Type 2 Diabetes More Common in Patients With Psoriatic Arthritis, Study Finds

Patients with psoriatic arthritis (PsA) face an elevated risk of type 2 diabetes (T2D) compared to the general population, according to a new review of studies from around the world.

Investigators from the University of Verona, in Italy, say it’s unclear exactly what mechanism links the two conditions, though they note that patients with PsA tend to face higher rates of several metabolic disorders. The investigators also argue that treatments for PsA might have impacts on the risk or severity of T2D.

Writing in the journal Rheumatology and Therapy, corresponding author Giacomo Dal Bello, MD, and colleagues say the overall prevalence of T2D is between 2.4% and 14.8% of the general population, depending on certain risk factors.

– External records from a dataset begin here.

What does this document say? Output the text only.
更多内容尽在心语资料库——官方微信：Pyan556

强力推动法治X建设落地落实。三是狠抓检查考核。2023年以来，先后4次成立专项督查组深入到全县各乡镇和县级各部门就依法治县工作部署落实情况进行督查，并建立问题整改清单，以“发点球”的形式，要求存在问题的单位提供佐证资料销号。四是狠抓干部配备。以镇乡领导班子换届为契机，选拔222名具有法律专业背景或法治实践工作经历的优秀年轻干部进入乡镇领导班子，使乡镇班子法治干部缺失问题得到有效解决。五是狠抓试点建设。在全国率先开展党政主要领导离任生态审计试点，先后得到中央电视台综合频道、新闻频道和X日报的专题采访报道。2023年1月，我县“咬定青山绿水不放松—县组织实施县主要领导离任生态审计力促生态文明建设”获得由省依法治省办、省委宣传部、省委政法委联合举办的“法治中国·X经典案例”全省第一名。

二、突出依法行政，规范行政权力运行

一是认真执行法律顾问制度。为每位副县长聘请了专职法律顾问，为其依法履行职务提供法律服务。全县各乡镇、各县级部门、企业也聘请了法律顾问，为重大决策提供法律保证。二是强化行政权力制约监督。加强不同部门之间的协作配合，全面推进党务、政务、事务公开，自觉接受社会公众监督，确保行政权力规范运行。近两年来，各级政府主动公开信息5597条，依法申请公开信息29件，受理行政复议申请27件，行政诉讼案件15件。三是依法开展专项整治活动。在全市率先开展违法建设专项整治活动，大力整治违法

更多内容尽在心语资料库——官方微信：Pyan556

To find out the prevalence among patients with PsA, they consulted English-language studies conducted between January 1989 and September 2019 that covered questions including the prevalence of TD2 in PsA, the pathogenic mechanisms linking the 2 conditions, and the effects systemic therapies for PsA might have on insulin sensitivity.

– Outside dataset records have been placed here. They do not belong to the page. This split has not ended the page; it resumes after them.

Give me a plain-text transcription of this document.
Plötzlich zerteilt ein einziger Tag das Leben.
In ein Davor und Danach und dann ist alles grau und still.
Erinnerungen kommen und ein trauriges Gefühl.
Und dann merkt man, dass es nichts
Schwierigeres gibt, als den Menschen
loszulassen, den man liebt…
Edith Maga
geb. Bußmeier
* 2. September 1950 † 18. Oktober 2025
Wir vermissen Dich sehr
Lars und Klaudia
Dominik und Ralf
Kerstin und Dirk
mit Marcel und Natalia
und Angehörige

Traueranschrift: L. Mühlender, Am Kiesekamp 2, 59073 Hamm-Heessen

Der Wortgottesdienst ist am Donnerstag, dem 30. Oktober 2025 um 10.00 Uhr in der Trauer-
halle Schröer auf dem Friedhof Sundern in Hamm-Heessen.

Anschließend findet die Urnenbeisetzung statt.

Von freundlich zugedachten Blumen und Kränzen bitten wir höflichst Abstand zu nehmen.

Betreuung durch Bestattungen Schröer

The review found the prevalence of T2D ranged from 6.1% to 20.2% among patients with PsA. Women with severe forms of PsA were found to be at the highest overall risk, the data showed. The review also indicated that North Americans with PsA were statistically more likely to have T2D compared to people in other regions. In addition to North America, the studies included in the review covered populations in Hong Kong, Israel, Spain, and the United Kingdom. Dal Bello and colleagues said the geographic difference could be related to higher rates of obesity and unhealthy lifestyles in North America.

When it comes to the reason for the linkage between the 2 conditions, investigators cite a number of possibilities.

“Elevated serum levels of adipokines, including TNF-α, which inhibits the autophosphorylation of the insulin receptor and suppresses the expression of glucose transporter 4, favor insulin resistance and could partially explain the association between PsA and diabetes mellitus,” Dal Bello and colleagues wrote.

The investigators also note that adiponectin and omentin are decreased in patients with PsA. Both have insulin-sensitizing and anti-atherogenic properties.

Another possibility is that treatments for PsA are impacting patients in ways that make them more likely to become diabetic. For instance, some treatments for PsA affect glucose homeostasis.

“Systemic corticosteroids are known to impair insulin resistance, whereas apremilast (phosphodiesterase type 4 inhibitor) and TNF-α inhibitors could exert neutral effect or reduce the insulin-resistance,” the authors wrote.

Dal Bello and colleagues also suggest that IL-17 or IL-23 inhibitors might bear some of the responsibility for the links between PsA and T2D. However, they say research into those links has so far been relatively sparse.

For clinicians treating patients with PsA, Dal Bello and his co-authors note that T2D is a risk factor for microvascular and macrovascular complications.

“It is possible that some new therapies, including apremilast and anti-TNF-α, could improve diabetes mellitus based on their mechanism of action, but currently few clinical data are available,” they said. “Considering glucose homeostasis, methotrexate could be safely used for PsA but it should be prescribed with caution for diabetic patients because it is associated with an increased risk of liver toxicity.”

Reference:

Dal Bello, G, Gisondi, P, Idolazzi, L, et al. Psoriatic arthritis and diabetes mellitus: A narrative review [published online April 18, 2020]. Rheumatol Ther. doi:10.1007/s40744-020-00206-7.